Just to clarify:  The facility can bill for the day of discharge when it is also the day of admission IF the resident expires or is discharged to a non-Medicare-participating provider.

This is from the Medicare Claims Processing Manual, Chapter 6, Section 40.3.5 at http://www.cms.hhs.gov/manuals/104_claims/clm104c06.pdf

"The exception to the general rule of not charging a utilization day for the day of discharge, death, or day beginning a leave of absence is where the patient is admitted with the expectation that he will remain overnight but is discharged, dies, or is transferred to a nonparticipating provider or a nonparticipating distinct part of the same provider before midnight of the same day. In these instances, such a day counts as a utilization day."

So, if the resident is discharged to a Medicare-participating hospital on the same day he was admitted to the SNF, the SNF cannot bill for the day.

Rena

Rena R. Shephard, MHA, RN, FACDONA, RAC-C
Chair, American Association of Nurse Assessment Coordinators
[EMAIL PROTECTED]


Subj: RE: ADMINISTRATION DELETION OF ASSESSMENTS!!
Date: 3/26/2004 4:16:11 PM Pacific Standard Time
From: [EMAIL PROTECTED]
Reply-to: [EMAIL PROTECTED]
To: [EMAIL PROTECTED]
Sent from the Internet



Helen,
The facility CAN bill for day of admission even if the resident is discharged the same day.  It is the only exception to the "don't bill for day of discharge" rule.  So, completing an assessment will allow the facility to get paid for all the work that they did that day.  As we all know , admissions take a lot of staff time resources so the facility should extract some payment for the time.  By using hospital information, it is usually possible to get a good RUG payment for the day.

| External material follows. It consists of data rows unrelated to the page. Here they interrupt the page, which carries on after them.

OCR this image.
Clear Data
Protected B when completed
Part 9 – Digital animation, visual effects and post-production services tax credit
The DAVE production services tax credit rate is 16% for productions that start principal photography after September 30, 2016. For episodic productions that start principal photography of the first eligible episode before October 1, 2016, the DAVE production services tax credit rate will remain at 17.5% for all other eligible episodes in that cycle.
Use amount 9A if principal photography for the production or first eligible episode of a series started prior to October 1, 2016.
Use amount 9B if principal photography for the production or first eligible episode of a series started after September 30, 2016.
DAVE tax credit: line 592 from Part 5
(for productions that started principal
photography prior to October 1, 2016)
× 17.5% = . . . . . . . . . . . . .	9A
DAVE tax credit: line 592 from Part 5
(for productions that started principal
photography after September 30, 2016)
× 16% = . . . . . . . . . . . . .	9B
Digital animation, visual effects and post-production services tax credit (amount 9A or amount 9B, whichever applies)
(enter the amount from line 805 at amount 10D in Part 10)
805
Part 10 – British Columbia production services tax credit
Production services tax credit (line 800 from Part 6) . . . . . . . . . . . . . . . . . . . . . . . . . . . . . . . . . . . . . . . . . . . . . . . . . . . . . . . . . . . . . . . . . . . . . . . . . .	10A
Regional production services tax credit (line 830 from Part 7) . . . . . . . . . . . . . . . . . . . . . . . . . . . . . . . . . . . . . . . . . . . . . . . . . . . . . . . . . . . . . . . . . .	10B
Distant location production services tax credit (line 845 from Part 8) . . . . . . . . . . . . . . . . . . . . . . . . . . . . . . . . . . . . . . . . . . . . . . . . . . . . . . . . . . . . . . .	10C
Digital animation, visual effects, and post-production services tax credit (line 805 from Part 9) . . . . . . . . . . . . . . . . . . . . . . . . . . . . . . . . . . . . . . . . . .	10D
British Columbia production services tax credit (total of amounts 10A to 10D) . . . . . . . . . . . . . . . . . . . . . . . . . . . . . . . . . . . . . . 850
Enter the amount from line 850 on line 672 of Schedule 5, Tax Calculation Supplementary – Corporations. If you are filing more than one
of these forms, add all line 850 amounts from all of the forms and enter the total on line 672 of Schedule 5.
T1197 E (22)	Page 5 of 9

-----Original Message-----
From: Helen Kim <[EMAIL PROTECTED]>
Sent: Mar 26, 2004 4:05 PM
To: [EMAIL PROTECTED]
Subject: RE: ADMINISTRATION DELETION OF ASSESSMENTS!!

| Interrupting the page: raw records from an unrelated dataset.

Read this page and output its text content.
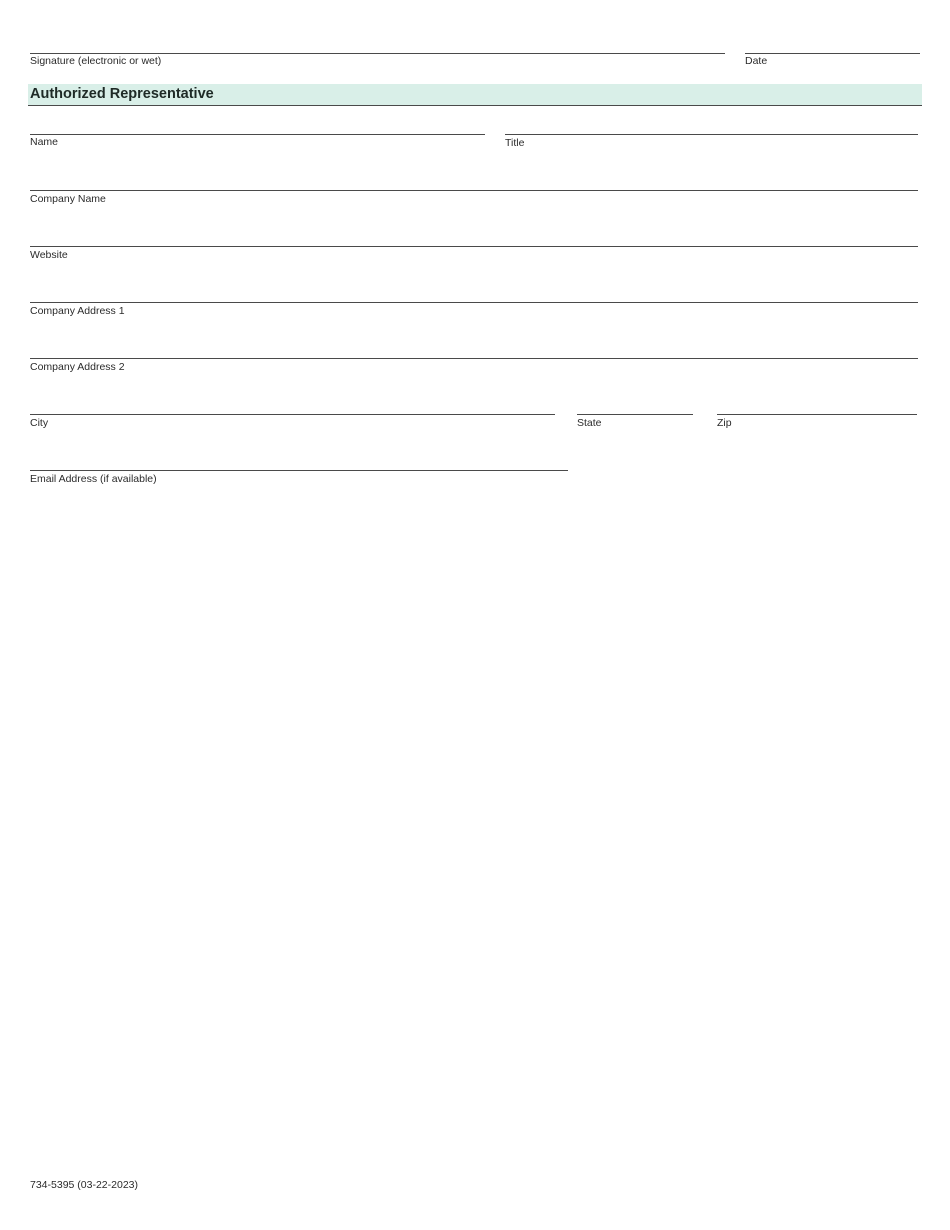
Signature (electronic or wet)	Date
Authorized Representative
Name	Title
Company Name
Website
Company Address 1
Company Address 2
City	State	Zip
Email Address (if available)
734-5395 (03-22-2023)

I don't think 5 days mds is necessary because it is for pps which is for
payment. resident admitted and discharged to hospitap at the same day and
your facility can't send bill anyways. why 5days mds is needed? And it is
not for resident's quality of care neither because resident is not there
anymore. But discharge tracking is needed to be completed.
   Helen kim  MDS coordinator.


>From: [EMAIL PROTECTED]
>Reply-To: [EMAIL PROTECTED]
>To: [EMAIL PROTECTED]
>Subject: ADMINISTRATION DELETION OF ASSESSMENTS!!
>Date: Fri, 26 Mar 2004 16:07:44 -0500
>
>In a message dated 3/26/2004 8:14:15 AM Eastern Standard Time, "mdsc"
><[EMAIL PROTECTED]> writes:
>
>>You did everything the same way I would have done
>>?---- Original Message -----
>> From: Eileen Hall
>> To: [EMAIL PROTECTED]
>> Sent: Friday, March 26, 2004 12:39 AM
>> Subject: PPS Question
>>
>>
>> A resident of our facility was hospitalized with R/O MI. She returned
>to the facility after a 3 day qualifying stay as Medicare. Nursing
>assessment was completed at 5pm and orders were verified and sent to the
>pharmacy. To make a long story short she fell 3 hours later and hit her
>head. She was readmitted to the hospital with traumatic head injury. I
>proceeded as follows: re-entry assessment, 5 day PPS (as she met the
>presumption of care falling into the upper 26 RUG's) a discharge return
>anticipated, all reflecting the same date of event (ARD). My Administrator
>did not want these assessments done stating it would "mess up" the Medicaid
>bedhold. I contacted the corporate office and was told that these
>assessments needed to be done. I proceeded as instructed by the corporate
>office. Today these assessments were deleted from the database (by
>Administration)
>
>
>Am I the only one who sees something unethical about Administraion
>"deleting" these assessments?
>This is WORK that someone took the time to do!!
>I'd be out the door.
>
>
>
>
>and it now looks like she still has not returned from the original
>hospitalization. Was I right in doing these assessments? Regardless of pay
>status, aren't the re-entry and discharge federal requirements at least?